Uncle Bob, as he was fondly known among the Old Boys, matriculated in 1932 under the rectorship of Paul Roos himself. He left a deep impression on all who met him and the way he adapted to modern ways and the use of e-mail in particularly.

Less than two years ago he sent us his life story as follows:

Robert (Bob) was born on 27 June 1914 in Robertson in the Western Cape.

As has been noted his father’s mission work required moving every six or seven years from one mission station to another. This affected Bob’s schooling but due to the quality of the home teaching of his father, Bob, who had never been to school, was able, at age twelve years, to take his place in school in the normal grade for his age.

After matriculating Bob entered the University of Cape Town hoping to qualify as a civil engineer, but a missionary’s stipend was unable to foot the bill and it became necessary to find a job. Bob was fortunate to get one soon because this was in the middle of the worst financial depression ever experienced in the country. It was a messenger, clerk job at the Old Mutual Insurance Co. He continued to seek other employment, and after six months succeeded in getting an appointment in the Public Service with the Department of Justice, as an accounts clerk in the Magistrate’s Court at Boksburg, 1000 miles north of Cape Town and about 20 east of Johannesburg.

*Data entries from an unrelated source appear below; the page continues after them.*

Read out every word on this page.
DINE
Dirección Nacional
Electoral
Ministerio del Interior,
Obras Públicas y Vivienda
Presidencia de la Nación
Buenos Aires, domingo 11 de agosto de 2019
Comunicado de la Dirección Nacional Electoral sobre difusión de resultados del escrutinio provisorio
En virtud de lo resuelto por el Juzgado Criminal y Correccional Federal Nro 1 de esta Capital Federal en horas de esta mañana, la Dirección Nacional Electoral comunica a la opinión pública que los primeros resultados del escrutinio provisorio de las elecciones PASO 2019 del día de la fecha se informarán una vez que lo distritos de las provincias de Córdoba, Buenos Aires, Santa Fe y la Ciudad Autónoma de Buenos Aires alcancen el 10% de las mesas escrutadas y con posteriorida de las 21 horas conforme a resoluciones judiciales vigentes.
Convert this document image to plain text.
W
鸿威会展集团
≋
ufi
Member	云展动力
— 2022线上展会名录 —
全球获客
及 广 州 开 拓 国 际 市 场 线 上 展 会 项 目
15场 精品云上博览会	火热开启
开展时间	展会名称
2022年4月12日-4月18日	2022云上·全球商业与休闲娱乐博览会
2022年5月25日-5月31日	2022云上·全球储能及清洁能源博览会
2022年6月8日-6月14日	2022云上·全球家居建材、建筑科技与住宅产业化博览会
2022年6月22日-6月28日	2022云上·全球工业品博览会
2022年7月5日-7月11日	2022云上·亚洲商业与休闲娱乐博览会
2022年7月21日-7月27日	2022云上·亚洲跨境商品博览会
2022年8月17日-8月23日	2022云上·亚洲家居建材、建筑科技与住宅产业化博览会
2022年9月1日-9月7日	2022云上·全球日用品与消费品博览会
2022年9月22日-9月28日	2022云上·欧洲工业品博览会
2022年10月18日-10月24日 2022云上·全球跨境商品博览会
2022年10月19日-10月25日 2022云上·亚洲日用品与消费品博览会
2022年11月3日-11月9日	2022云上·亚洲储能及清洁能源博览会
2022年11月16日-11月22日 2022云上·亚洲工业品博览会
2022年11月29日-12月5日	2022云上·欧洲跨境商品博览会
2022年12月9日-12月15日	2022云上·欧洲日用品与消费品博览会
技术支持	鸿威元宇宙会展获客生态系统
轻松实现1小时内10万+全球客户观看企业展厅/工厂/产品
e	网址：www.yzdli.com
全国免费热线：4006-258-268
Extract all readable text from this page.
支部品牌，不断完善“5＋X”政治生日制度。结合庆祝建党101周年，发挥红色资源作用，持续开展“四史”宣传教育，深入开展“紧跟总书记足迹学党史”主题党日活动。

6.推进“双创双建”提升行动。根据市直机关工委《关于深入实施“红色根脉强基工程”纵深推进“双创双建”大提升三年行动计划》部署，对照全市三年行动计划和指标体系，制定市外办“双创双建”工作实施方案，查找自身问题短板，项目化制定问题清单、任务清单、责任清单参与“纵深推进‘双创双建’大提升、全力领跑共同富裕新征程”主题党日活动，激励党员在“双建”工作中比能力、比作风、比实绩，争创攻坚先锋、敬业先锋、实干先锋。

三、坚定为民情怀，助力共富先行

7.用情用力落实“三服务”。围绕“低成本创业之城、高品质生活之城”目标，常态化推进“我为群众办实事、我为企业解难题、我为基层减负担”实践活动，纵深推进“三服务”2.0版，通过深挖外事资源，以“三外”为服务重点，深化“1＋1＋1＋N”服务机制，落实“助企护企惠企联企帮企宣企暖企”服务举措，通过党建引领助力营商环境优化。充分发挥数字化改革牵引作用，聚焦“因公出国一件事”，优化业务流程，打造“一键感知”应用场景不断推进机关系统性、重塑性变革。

He married Eileen Harper in April 1937 and their daughter, Elaine Mercia was born in 1938.

In November, 1940, he was transferred to the Magistrate’s Office, Tarkastad, in the Eastern Cape Province, 40 miles south of Queenstown. There their first son, Robert Leonard (1942) was born. Soon after the birth Eileen became ill and in June of that year she passed away. This circumstance made it essential for Bob to take the two babies to his parents at Stellenbosch temporarily, and ask that he be transferred to an office closer to them. The government responded very quickly and transferred him to Cape Town Magistrate’s Court, 30 miles from Stellenbosch. Commuting to work was thus possible and the children were ultimately placed in the Marsh Memorial Home in Rondebosch, a suburb of Cape Town. Bob then moved to lodgings in the city.

But within a year Bob was offered promotion to a post in the Department of Labour, which had just taken over all workmen’s accident insurance from the private sector and established a state run Workers’ Compensation Commission and were setting up the necessary experienced staff. He took this promotion and left for Pretoria in October 1943. The children would follow later.

Bob resigned from government service to become the Secretary of the Motor Industrial Council of the then Transvaal Province for three years and then joined a computer firm and finally retired from them on pension after 17 years of service.

Under the auspices of the Order of Christian Service, he then went to Nongoma for a year to supervise the functioning of the missionary activities of the Methodist Church in Northern Zululand, after which he went to Pennington on the Natal South Coast for real retirement.

Bob was an organist as well, and when he arrived in Pretoria he became the organist at the Central Methodist Church. In the choir was a young lady by the name of Winifred Abbott (1924-2010) and she fell for him and, to cut a long but interesting story short, married him on 3rd November 1945. She loved and brought up her two step children and added three more of her own a few years later, Malcolm (born 1949), Thomas Henry (born1951) and Margaret (born1955).

All of Bob’s children and their families live in South Africa except for Elaine and Margaret and their families who live in New Zealand.

Win and Robert were married for 65 years until her death at age 84. After Win’s death in January 2010, he moved in with his youngest son, Thomas, who is the Methodist pastor at Hazyview near the Kruger National Park.

 At the time of writing this summary, Bob was 101 years old.